UFC 249 will be a sanctioned event after all, according to The Association of Boxing Commission and Combative Sports.
On Tuesday, the ABC released a statement to The MMA Report in regards to UFC 249 reportedly taking place on tribal land at Tachi Palace Resort Casino, expressing the board of directors’ concerns about the event taking place during the ongoing COVID-19 pandemic.
In addition, the statement revealed that the event would be considered non-sanctioned.
“The ABC concurs with the Association of Ringside Physicians that it’s a very trying time for the entire world,” the statement reads. “Fighter safety is paramount. If the fight occurs, it will be considered a non-sanctioned event since a state/tribal commission will not be present.”
MMA Fighting contacted ABC president Brian Dunn on Thursday to follow up on where things currently stand. After further conversations with the UFC, Dunn revealed that the event will be listed as a sanctioned event after all.
“After speaking with UFC officials, the ABC board of directors determined this event could be listed as sanctioned,” Dunn told MMA Fighting. “When the UFC does international events, they regulate themselves using Nevada Athletic Commission inspectors, and this event on sovereign land is no different.”
Because the event will be be listed as sanctioned, Dunn confirmed that “there will be no sanctions imposed by the ABC for any athletes or officials involved in the event.” He also stated that UFC officials offered to share the additional medical testing done for the athletes.
“I was told that in addition to all usual medical testing requirements, they would screen everyone for COVID-19, have additional doctors and had made pre-arrangements with the nearest hospital to assure the immediate treatment of injured athletes.”

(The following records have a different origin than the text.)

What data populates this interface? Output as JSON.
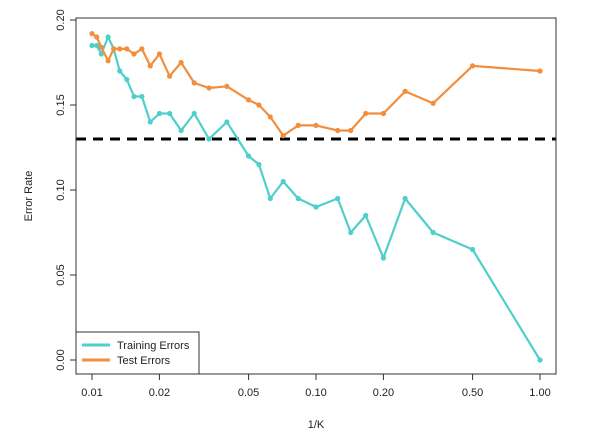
{
  "chart_data": {
    "type": "line",
    "xlabel": "1/K",
    "ylabel": "Error Rate",
    "x_scale": "log",
    "xlim": [
      0.01,
      1.0
    ],
    "ylim": [
      0.0,
      0.2
    ],
    "x_ticks": [
      "0.01",
      "0.02",
      "0.05",
      "0.10",
      "0.20",
      "0.50",
      "1.00"
    ],
    "y_ticks": [
      "0.00",
      "0.05",
      "0.10",
      "0.15",
      "0.20"
    ],
    "grid": false,
    "legend": {
      "placement": "bottom-left"
    },
    "series": [
      {
        "name": "Training Errors",
        "color": "#4ecfcb",
        "x": [
          0.01,
          0.0105,
          0.011,
          0.0118,
          0.0125,
          0.0133,
          0.0143,
          0.0154,
          0.0167,
          0.0182,
          0.02,
          0.0222,
          0.025,
          0.0286,
          0.0333,
          0.04,
          0.05,
          0.0556,
          0.0625,
          0.0714,
          0.0833,
          0.1,
          0.125,
          0.1429,
          0.1667,
          0.2,
          0.25,
          0.3333,
          0.5,
          1.0
        ],
        "y": [
          0.185,
          0.185,
          0.18,
          0.19,
          0.183,
          0.17,
          0.165,
          0.155,
          0.155,
          0.14,
          0.145,
          0.145,
          0.135,
          0.145,
          0.13,
          0.14,
          0.12,
          0.115,
          0.095,
          0.105,
          0.095,
          0.09,
          0.095,
          0.075,
          0.085,
          0.06,
          0.095,
          0.075,
          0.065,
          0.0
        ]
      },
      {
        "name": "Test Errors",
        "color": "#f28e3c",
        "x": [
          0.01,
          0.0105,
          0.011,
          0.0118,
          0.0125,
          0.0133,
          0.0143,
          0.0154,
          0.0167,
          0.0182,
          0.02,
          0.0222,
          0.025,
          0.0286,
          0.0333,
          0.04,
          0.05,
          0.0556,
          0.0625,
          0.0714,
          0.0833,
          0.1,
          0.125,
          0.1429,
          0.1667,
          0.2,
          0.25,
          0.3333,
          0.5,
          1.0
        ],
        "y": [
          0.192,
          0.19,
          0.184,
          0.176,
          0.183,
          0.183,
          0.183,
          0.18,
          0.183,
          0.173,
          0.18,
          0.167,
          0.175,
          0.163,
          0.16,
          0.161,
          0.153,
          0.15,
          0.143,
          0.132,
          0.138,
          0.138,
          0.135,
          0.135,
          0.145,
          0.145,
          0.158,
          0.151,
          0.173,
          0.17
        ]
      }
    ],
    "reference_line": {
      "y": 0.13,
      "color": "#000000",
      "style": "dashed"
    }
  }
}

On Monday, UFC president Dana White confirmed that wherever UFC 249 takes place— which all signs point to Tachi Palace in California— the promotion will hold weekly events from April 18 through the “next two months.” In addition, White said that he is in negotiations to secure a private island to host events featuring international fighters who can’t travel to the U.S.
When asked about if subsequent events would be deemed sanctioned, Dunn confirmed that they would — including the international cards.
“If the UFC continues to properly regulate future events, which I am sure they will, future events will be treated the same,” Dunn explained. “We would treat events held on mystery islands the same as well.”